Mas aquele morro tranqüilo, em consonância com a natureza harmônica, não existe mais. Aquelas canções de Cartola servem apenas de recordação de um tempo e um lugar perdidos. Hoje, em vez do som das "cordas de aço de um violão" do grande poeta popular, outros cartolas - alguns deles presidindo escolas de samba - comandam os morros, estabelecendo um estado paralelo. E o verdadeiro comando desses cartolas não é com poesia; não é com o som das canções. Os sons desses comandos são de estampidos atirados de pesadas armas.

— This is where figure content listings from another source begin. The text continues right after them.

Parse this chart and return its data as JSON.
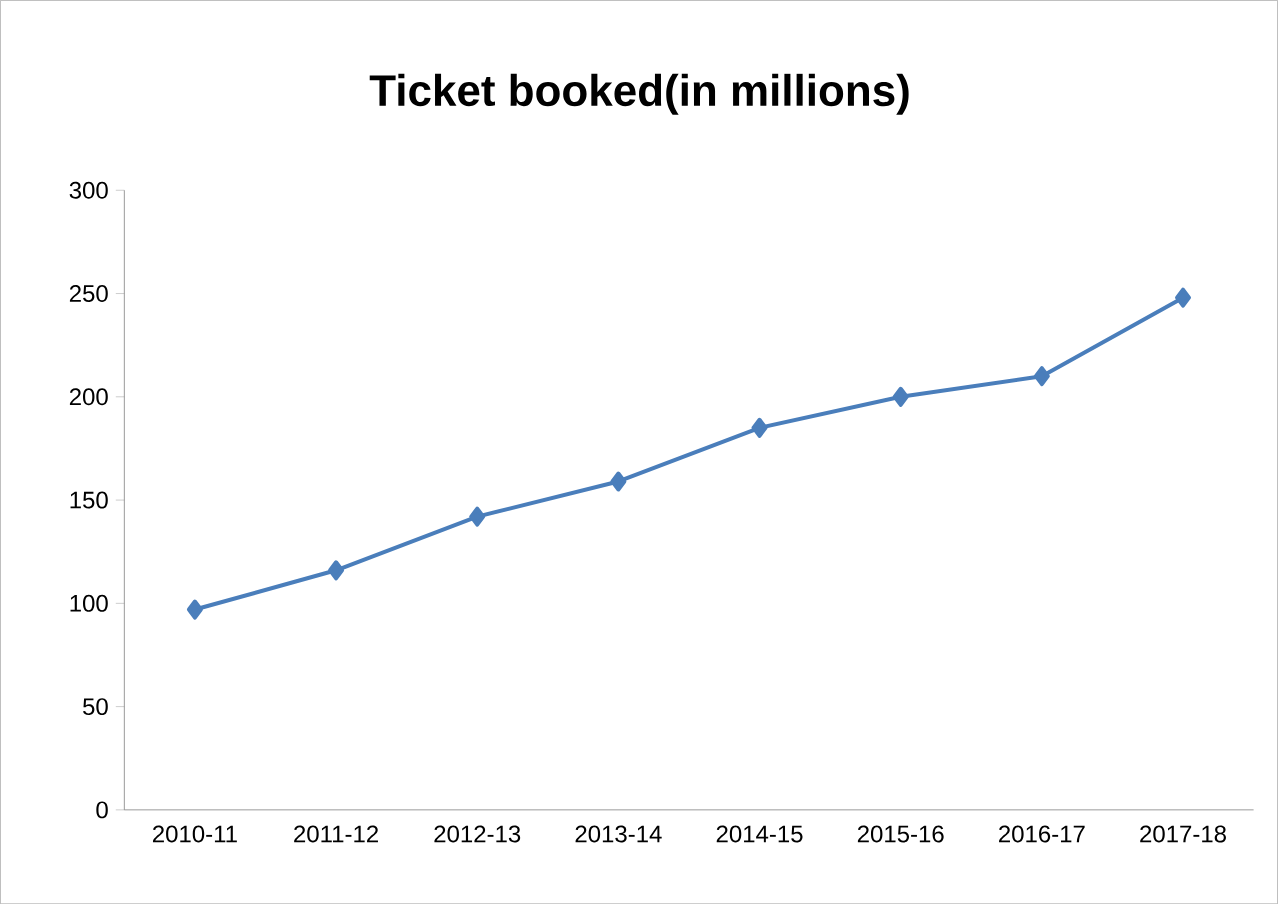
{
  "chart_data": {
    "type": "line",
    "title": "Ticket booked(in millions)",
    "categories": [
      "2010-11",
      "2011-12",
      "2012-13",
      "2013-14",
      "2014-15",
      "2015-16",
      "2016-17",
      "2017-18"
    ],
    "values": [
      97,
      116,
      142,
      159,
      185,
      200,
      210,
      248
    ],
    "color": "#4a7ebb",
    "marker": "diamond",
    "line_style": "solid",
    "ylim": [
      0,
      300
    ],
    "yticks": [
      0,
      50,
      100,
      150,
      200,
      250,
      300
    ]
  }
}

Até a conta de tanta gente que já tombou antes da hora está perdida. A vida está banalizada. A morte é quase indiferente. A mídia espetaculariza a desgraça com alta resolução! Assim, aos que ainda não se desumanizaram restam o choro, a dor, a tristeza, o dissabor, ou seja, o inverso do universo de Cartola.
Entendendo esse novo estágio das periferias das cidades brasileiras, outro grande poeta da MPB - Paulo César Pinheiro - tomando como ponto de partida a "Cidade Maravilhosa", compôs uma canção ("Nomes de Favelas"), na qual brinca com os nomes de alguns lugares. Na segunda estrofe, diz o poeta que "Ninguém faz mais jura de amor no (Morro do) Juramento/ Ninguém vai-se embora do Morro do Adeus/ Prazer se acabou no Morro dos Prazeres/ E a vida é um inferno na Cidade de Deus".

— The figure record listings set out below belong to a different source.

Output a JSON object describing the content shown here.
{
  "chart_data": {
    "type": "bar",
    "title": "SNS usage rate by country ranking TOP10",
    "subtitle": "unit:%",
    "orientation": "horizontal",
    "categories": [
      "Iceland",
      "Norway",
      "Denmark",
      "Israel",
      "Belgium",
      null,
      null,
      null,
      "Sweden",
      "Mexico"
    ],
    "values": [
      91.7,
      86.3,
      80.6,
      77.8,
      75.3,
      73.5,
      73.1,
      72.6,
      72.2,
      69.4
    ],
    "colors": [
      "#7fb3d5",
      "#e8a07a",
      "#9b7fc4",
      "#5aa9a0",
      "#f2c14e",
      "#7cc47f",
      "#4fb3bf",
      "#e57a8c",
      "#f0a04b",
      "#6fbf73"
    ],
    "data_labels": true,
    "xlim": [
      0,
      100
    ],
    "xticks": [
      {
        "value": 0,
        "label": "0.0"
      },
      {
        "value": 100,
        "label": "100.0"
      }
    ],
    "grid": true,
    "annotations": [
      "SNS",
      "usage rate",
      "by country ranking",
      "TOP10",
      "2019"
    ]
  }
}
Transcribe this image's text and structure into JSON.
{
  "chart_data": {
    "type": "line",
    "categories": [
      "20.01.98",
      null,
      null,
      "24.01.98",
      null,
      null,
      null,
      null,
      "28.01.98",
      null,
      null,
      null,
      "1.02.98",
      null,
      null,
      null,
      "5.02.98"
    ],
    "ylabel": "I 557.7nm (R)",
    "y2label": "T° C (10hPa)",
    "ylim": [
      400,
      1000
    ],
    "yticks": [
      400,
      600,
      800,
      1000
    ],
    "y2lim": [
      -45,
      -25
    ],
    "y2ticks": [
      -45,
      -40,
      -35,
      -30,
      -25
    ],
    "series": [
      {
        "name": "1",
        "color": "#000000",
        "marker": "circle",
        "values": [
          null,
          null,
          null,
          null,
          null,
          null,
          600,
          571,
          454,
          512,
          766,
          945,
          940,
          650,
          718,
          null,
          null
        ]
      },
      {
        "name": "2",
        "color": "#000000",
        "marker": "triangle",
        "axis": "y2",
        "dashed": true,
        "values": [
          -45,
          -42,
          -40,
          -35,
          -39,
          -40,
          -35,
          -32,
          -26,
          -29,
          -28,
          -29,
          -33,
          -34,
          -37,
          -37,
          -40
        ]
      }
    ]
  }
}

Na primeira parte da última estrofe, Pinheiro confirma a singeleza de antigas canções de Cartola, ao dizer que "Pela poesia dos nomes de favela/ A vida por lá já foi mais bela/ Já foi bem melhor de se morar". Nos dois últimos versos de "Nomes de Favelas", um recado é dado: "Ou lá na favela a vida muda/ Ou todos os nomes (das favelas) vão mudar".
O mesmo recado é ainda mais explícito em "No dia em morro descer e não for carnaval", um samba do salgueirense Wilson das Neves. Nesse texto, o compositor fala em guerra civil, por meio de belas metáforas do universo que circunda a passagem de uma escola de samba pela passarela. Exemplo: "O tema do enredo vai ser a cidade partida/ No dia em que o coro comer na avenida/ Se o morro descer e não for carnaval".
No desfecho desse mesmo samba, uma chamada de atenção vem direta aos governantes: "Melhor é o poder devolver a esse povo a alegria/ Se não todo mundo vai sambar/ No dia que o morro descer e não for carnaval".
Saudade do lirismo de idos tempos. Saudade de Cartola, com "C" maiúsculo.